Earlier this month, Royal Auction House in Toms River, N.J., sold an 1806 illustrated, handwritten Tashlich guide for $5,000. Last month, Appel Auction in New York offered but didn’t sell a 19th-century painting depicting the rite. Years prior, Kestenbaum & Company in New York sold an early 20th-century Austrian painting on glass of four men saying Tashlich for $8,000.

The Israel Museum owns a 1905 Tashlich lithograph by Polish artist Karl Felsenhardt, and the collection of New York’s Jewish Museum includes a 1984 abstract painting titled “Tashlich,” a 1955 Robert Frank photo “Yom Kippur-East River, New York City” and a 1989 image of an Ethiopian congregation performing Tashlich. The High Holiday’s rite returns 59 results on the National Library of Israel website and 70 on that of Washington’s Library of Congress.

These and other artful depictions of the High Holiday ritual, which are enjoyed, displayed and passed to future generations, at first appear contradictory. The rite symbolically casts out an individual’s sins—typically into a body of water with fish—and the idea of preserving the Jewish holiday version of a Marie Kondo purge seems to miss the point.

But the Tashlich ritual is about something deeper than purging, experts say.

“Tashlich is not about forgetting things or obliterating what we have done,” Shalom Carmy, who teaches Jewish studies and philosophy at Yeshiva University, told JNS. “It is not a performance of willed amnesia. It is an expression of our plea for Divine mercy and forgiveness.”

Dismissing sins is different from forgetting those offenses, according to Carmy, who is also editor emeritus of the journal Tradition and a contributing editor at First Things.

Jon Levenson, a professor of Jewish studies at Harvard University who researches the interpretation of the Hebrew Bible, told JNS that Tashlich is about neither decluttering, simplifying one’s life nor attaining joy.

“It is, rather, a symbolic enactment of repentance, a painful process that requires an unblinking confrontation with our own mortality and with our violations of the will of God,” Levenson said. “Such a confrontation is not fun, but it is an essential part of the traditional Jewish spiritual vision—whether Tashlich, a ceremony of apparently medieval European origin, is practiced or not.”

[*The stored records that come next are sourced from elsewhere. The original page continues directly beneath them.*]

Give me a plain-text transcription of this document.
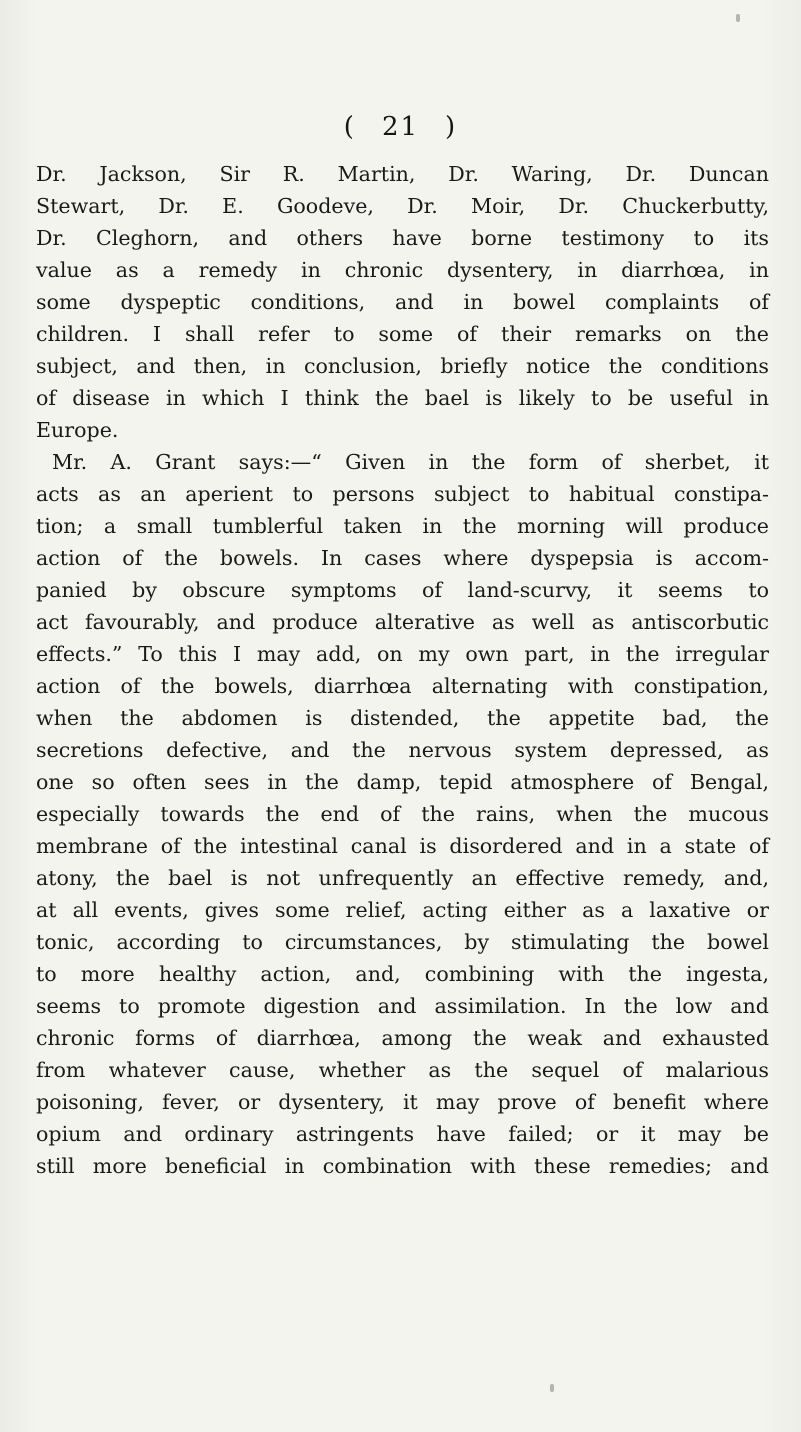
( 21 )
Dr. Jackson, Sir R. Martin, Dr. Waring, Dr. Duncan
Stewart, Dr. E. Goodeve, Dr. Moir, Dr. Chuckerbutty,
Dr. Cleghorn, and others have borne testimony to its
value as a remedy in chronic dysentery, in diarrhœa, in
some dyspeptic conditions, and in bowel complaints of
children. I shall refer to some of their remarks on the
subject, and then, in conclusion, briefly notice the conditions
of disease in which I think the bael is likely to be useful in
Europe.
Mr. A. Grant says:—“ Given in the form of sherbet, it
acts as an aperient to persons subject to habitual constipa-
tion; a small tumblerful taken in the morning will produce
action of the bowels. In cases where dyspepsia is accom-
panied by obscure symptoms of land-scurvy, it seems to
act favourably, and produce alterative as well as antiscorbutic
effects.” To this I may add, on my own part, in the irregular
action of the bowels, diarrhœa alternating with constipation,
when the abdomen is distended, the appetite bad, the
secretions defective, and the nervous system depressed, as
one so often sees in the damp, tepid atmosphere of Bengal,
especially towards the end of the rains, when the mucous
membrane of the intestinal canal is disordered and in a state of
atony, the bael is not unfrequently an effective remedy, and,
at all events, gives some relief, acting either as a laxative or
tonic, according to circumstances, by stimulating the bowel
to more healthy action, and, combining with the ingesta,
seems to promote digestion and assimilation. In the low and
chronic forms of diarrhœa, among the weak and exhausted
from whatever cause, whether as the sequel of malarious
poisoning, fever, or dysentery, it may prove of benefit where
opium and ordinary astringents have failed; or it may be
still more beneficial in combination with these remedies; and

As part of this specific rite, worshippers stand before a body of water with fish, although in a pinch, one can recite the prayer before a dried-up river or even a bucket of water, per the Chabad website. The Hebrew name refers to “casting out” sins—perhaps in connection with Micah 7:19, which states, “And cast out (Tashlich) all of their sins into the sea depths”—and adherents cast pieces of bread, stones or other items into the water and shake out their pockets.

Many perform the ritual communally on the first day of Rosh Hashanah or the second day if the first is Shabbat. Rabbinic tradition prohibits feeding birds or ducks on the holiday, for those doing Tashlich on Rosh Hashanah.

The interfaith site 18Doors refers to the rite as “a fun outdoor tradition,” but many, who see social gatherings as antithetical to the spirit of the solemn rite or who have practical limitations, do Tashlich later on during the High Holidays.

Still others do not do Tashlich at all, perhaps because the custom risks trivializing the work of attaining forgiveness.

Tashlich
Jews perform Tashlich ahead of Yom Kippur in Williamsburg, Brooklyn, N.Y., on Sept. 14, 2021. Photo by Luke Tress/Flash90.

‘Shortcomings aren’t our identity’

Sholom Mimran, the rabbi of the Orthodox synagogue Congregation Dor Tikvah in Charleston, S.C., told JNS that Tashlich is a confusing ritual “because as Jews, we don’t believe in quick fixes.”

“So what’s the point even?” Mimran said.

Over Rosh Hashanah, he heard an explanation that he found appealing: Tashlich makes sins seem external and easy to discard.

“The message being that our shortcomings aren’t our identity. This puts repentance into an easier perspective,” he said. “The irony of people misunderstanding Tashlich has meant people feeding fish.”

Ori Soltes, who lectures at Georgetown University and is a former director of the B’nai B’rith Klutznick National Jewish Museum, told JNS that there is something “inherently paradoxical” in the way that Jews spend the 10 Days of Awe reflecting on errors committed the prior year, both against God and others.

“We don’t have original sin or even a proper word, much less a three-dimensional concept of hell,” he said. “Yet from Tashlich to the meaning of the Kol Nidre recitation, we are very comfortable wiping the slate clean and/or suggesting that God does that.”

If people cannot wipe the slate clean, “God will seal us by fire, drowning or whatever when the Great Book of Yom Kippur slams shut,” Soltes said.

“So the visual and other symbols are part of the process of helping the process by concretizing what is otherwise an abstraction,” he added. “We, who have such an abstract, intangible, invisible God-concept, need those visuals as tangibles of sorts to help us along.”